Por Inácio Augusto de Almeida
Gostava de dormir. Desde o dia que sonhou estar em Shangri-la, sempre que podia, dormia. E quando não podia, dava um jeito.
Sabia não existir felicidade contínua. Na vida real. Mas no sonho…
No sonho, quando se transportava para Shangri-la, sabia ser possível a convivência harmoniosa entre pessoas de todas as procedências.
Em Shangri-la não há lugar para homicidas, traficantes, estupradores e corruptos.
Diferente de Pasárgada, lá ninguém é amigo do rei, porque além de não existir rei, ninguém em Shangri-la é delfim.
Lá a justiça é igual para todos, independentemente da cor da pele, poder econômico ou profissão.
Nem sempre sonhava estar em Shangri-la, maioria das vezes se via correndo leve, solto, livre totalmente, por uma campina de grama esverdeada e com muitos lagos de águas cristalinas onde se banhava alegremente. Sentia-se bem, mas não feliz como em Shangri-la.
Alguma coisa faltava naquele lugar paradisíaco e imaginou ser a tranquilidade excessiva o que lhe perturbava. Ninguém com quem conversar.
Sentia-se só.
Continuou caminhando entre flores e pisando numa grama que o orvalho tornara mais macia.
Ao longe via um lindo sol rasgando nuvens brancas tendo como fundo um lindo céu azul.
Arcos-iris múltiplos se formavam tornando o firmamento belo.
Tudo muito bonito, lindo, maravilhoso.
Só que dentro de si começava a crescer uma angústia.
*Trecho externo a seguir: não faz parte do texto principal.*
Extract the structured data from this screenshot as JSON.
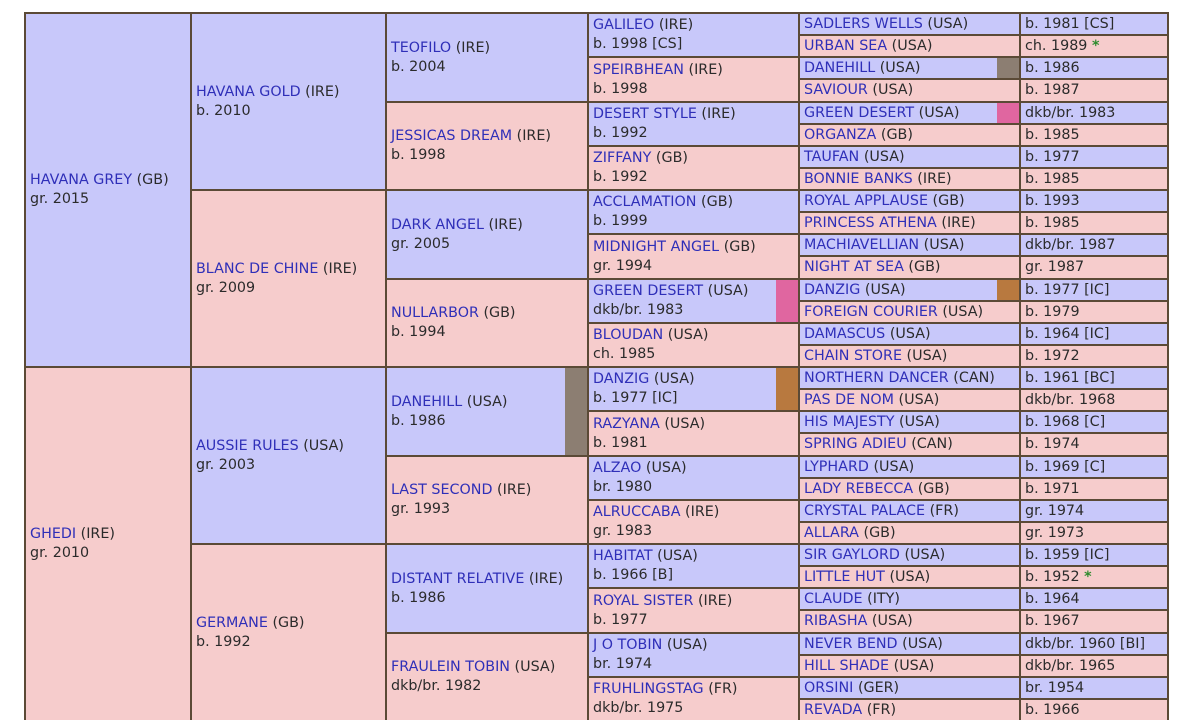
{
  "topstrip": ", ,, ,,",
  "colors": {
    "sire_bg": "#c8c8fa",
    "dam_bg": "#f6cccc",
    "border": "#5b4a36",
    "name": "#2f2fb8",
    "inbreed_pink": "#e066a0",
    "inbreed_gray": "#8c7e72",
    "inbreed_brown": "#b8793f",
    "star": "#2e8b2e"
  },
  "g1": [
    {
      "name": "HAVANA GREY",
      "country": "(GB)",
      "info": "gr. 2015"
    },
    {
      "name": "GHEDI",
      "country": "(IRE)",
      "info": "gr. 2010"
    }
  ],
  "g2": [
    {
      "name": "HAVANA GOLD",
      "country": "(IRE)",
      "info": "b. 2010"
    },
    {
      "name": "BLANC DE CHINE",
      "country": "(IRE)",
      "info": "gr. 2009"
    },
    {
      "name": "AUSSIE RULES",
      "country": "(USA)",
      "info": "gr. 2003"
    },
    {
      "name": "GERMANE",
      "country": "(GB)",
      "info": "b. 1992"
    }
  ],
  "g3": [
    {
      "name": "TEOFILO",
      "country": "(IRE)",
      "info": "b. 2004"
    },
    {
      "name": "JESSICAS DREAM",
      "country": "(IRE)",
      "info": "b. 1998"
    },
    {
      "name": "DARK ANGEL",
      "country": "(IRE)",
      "info": "gr. 2005"
    },
    {
      "name": "NULLARBOR",
      "country": "(GB)",
      "info": "b. 1994"
    },
    {
      "name": "DANEHILL",
      "country": "(USA)",
      "info": "b. 1986"
    },
    {
      "name": "LAST SECOND",
      "country": "(IRE)",
      "info": "gr. 1993"
    },
    {
      "name": "DISTANT RELATIVE",
      "country": "(IRE)",
      "info": "b. 1986"
    },
    {
      "name": "FRAULEIN TOBIN",
      "country": "(USA)",
      "info": "dkb/br. 1982"
    }
  ],
  "g4": [
    {
      "name": "GALILEO",
      "country": "(IRE)",
      "info": "b. 1998 [CS]"
    },
    {
      "name": "SPEIRBHEAN",
      "country": "(IRE)",
      "info": "b. 1998"
    },
    {
      "name": "DESERT STYLE",
      "country": "(IRE)",
      "info": "b. 1992"
    },
    {
      "name": "ZIFFANY",
      "country": "(GB)",
      "info": "b. 1992"
    },
    {
      "name": "ACCLAMATION",
      "country": "(GB)",
      "info": "b. 1999"
    },
    {
      "name": "MIDNIGHT ANGEL",
      "country": "(GB)",
      "info": "gr. 1994"
    },
    {
      "name": "GREEN DESERT",
      "country": "(USA)",
      "info": "dkb/br. 1983"
    },
    {
      "name": "BLOUDAN",
      "country": "(USA)",
      "info": "ch. 1985"
    },
    {
      "name": "DANZIG",
      "country": "(USA)",
      "info": "b. 1977 [IC]"
    },
    {
      "name": "RAZYANA",
      "country": "(USA)",
      "info": "b. 1981"
    },
    {
      "name": "ALZAO",
      "country": "(USA)",
      "info": "br. 1980"
    },
    {
      "name": "ALRUCCABA",
      "country": "(IRE)",
      "info": "gr. 1983"
    },
    {
      "name": "HABITAT",
      "country": "(USA)",
      "info": "b. 1966 [B]"
    },
    {
      "name": "ROYAL SISTER",
      "country": "(IRE)",
      "info": "b. 1977"
    },
    {
      "name": "J O TOBIN",
      "country": "(USA)",
      "info": "br. 1974"
    },
    {
      "name": "FRUHLINGSTAG",
      "country": "(FR)",
      "info": "dkb/br. 1975"
    }
  ],
  "g5": [
    {
      "name": "SADLERS WELLS",
      "country": "(USA)",
      "info": "b. 1981 [CS]"
    },
    {
      "name": "URBAN SEA",
      "country": "(USA)",
      "info": "ch. 1989",
      "star": "*"
    },
    {
      "name": "DANEHILL",
      "country": "(USA)",
      "info": "b. 1986"
    },
    {
      "name": "SAVIOUR",
      "country": "(USA)",
      "info": "b. 1987"
    },
    {
      "name": "GREEN DESERT",
      "country": "(USA)",
      "info": "dkb/br. 1983"
    },
    {
      "name": "ORGANZA",
      "country": "(GB)",
      "info": "b. 1985"
    },
    {
      "name": "TAUFAN",
      "country": "(USA)",
      "info": "b. 1977"
    },
    {
      "name": "BONNIE BANKS",
      "country": "(IRE)",
      "info": "b. 1985"
    },
    {
      "name": "ROYAL APPLAUSE",
      "country": "(GB)",
      "info": "b. 1993"
    },
    {
      "name": "PRINCESS ATHENA",
      "country": "(IRE)",
      "info": "b. 1985"
    },
    {
      "name": "MACHIAVELLIAN",
      "country": "(USA)",
      "info": "dkb/br. 1987"
    },
    {
      "name": "NIGHT AT SEA",
      "country": "(GB)",
      "info": "gr. 1987"
    },
    {
      "name": "DANZIG",
      "country": "(USA)",
      "info": "b. 1977 [IC]"
    },
    {
      "name": "FOREIGN COURIER",
      "country": "(USA)",
      "info": "b. 1979"
    },
    {
      "name": "DAMASCUS",
      "country": "(USA)",
      "info": "b. 1964 [IC]"
    },
    {
      "name": "CHAIN STORE",
      "country": "(USA)",
      "info": "b. 1972"
    },
    {
      "name": "NORTHERN DANCER",
      "country": "(CAN)",
      "info": "b. 1961 [BC]"
    },
    {
      "name": "PAS DE NOM",
      "country": "(USA)",
      "info": "dkb/br. 1968"
    },
    {
      "name": "HIS MAJESTY",
      "country": "(USA)",
      "info": "b. 1968 [C]"
    },
    {
      "name": "SPRING ADIEU",
      "country": "(CAN)",
      "info": "b. 1974"
    },
    {
      "name": "LYPHARD",
      "country": "(USA)",
      "info": "b. 1969 [C]"
    },
    {
      "name": "LADY REBECCA",
      "country": "(GB)",
      "info": "b. 1971"
    },
    {
      "name": "CRYSTAL PALACE",
      "country": "(FR)",
      "info": "gr. 1974"
    },
    {
      "name": "ALLARA",
      "country": "(GB)",
      "info": "gr. 1973"
    },
    {
      "name": "SIR GAYLORD",
      "country": "(USA)",
      "info": "b. 1959 [IC]"
    },
    {
      "name": "LITTLE HUT",
      "country": "(USA)",
      "info": "b. 1952",
      "star": "*"
    },
    {
      "name": "CLAUDE",
      "country": "(ITY)",
      "info": "b. 1964"
    },
    {
      "name": "RIBASHA",
      "country": "(USA)",
      "info": "b. 1967"
    },
    {
      "name": "NEVER BEND",
      "country": "(USA)",
      "info": "dkb/br. 1960 [BI]"
    },
    {
      "name": "HILL SHADE",
      "country": "(USA)",
      "info": "dkb/br. 1965"
    },
    {
      "name": "ORSINI",
      "country": "(GER)",
      "info": "br. 1954"
    },
    {
      "name": "REVADA",
      "country": "(FR)",
      "info": "b. 1966"
    }
  ]
}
A certeza de estar só o fez sentar-se à beira do lago e chorar.
Queria falar, dizer o quanto queria dividir tudo aquilo com alguém, mas alguém não existia. Chegou mesmo a lamentar ter medo de por estar sozinho aparecer um ladrão. No fundo do coração se agigantava o desejo do surgimento de um bandido.
Era a terrível solidão mostrando-se por completo e provocando-lhe a maior de todas as dores.
A dor de ser feliz sozinho.
Sabia ser esta a dor presente na vida de todos aqueles que esquecem os amigos de ontem por terem atingido o apogeu e nem se lembrarem que tudo passa e a vida continua. São os que enxergaram apenas a escada que sobe e da escada que desce se esqueceram. Como da decrepitude que chega com o inexorável passar dos anos nem se lembram e passam a viver como se o ocaso que vem com o inverno não existisse e a vida fosse uma eterna primavera.
Ouviu um grito e acordou.
Era a mulher a lhe mostrar o papel da conta de luz e a reclamar que o gás tinha acabado.
Levantou-se da cama sorrindo como antes jamais sorrira.
– Além de viver dormindo ainda ri quando sabe que o gás acaba.
A mulher falando e ele rindo mais ainda. Nos seus olhos o brilho da felicidade.
Afinal tudo não tinha passado de um sonho.
Sonho ou pesadelo?
A partir deste dia passou a dormir menos.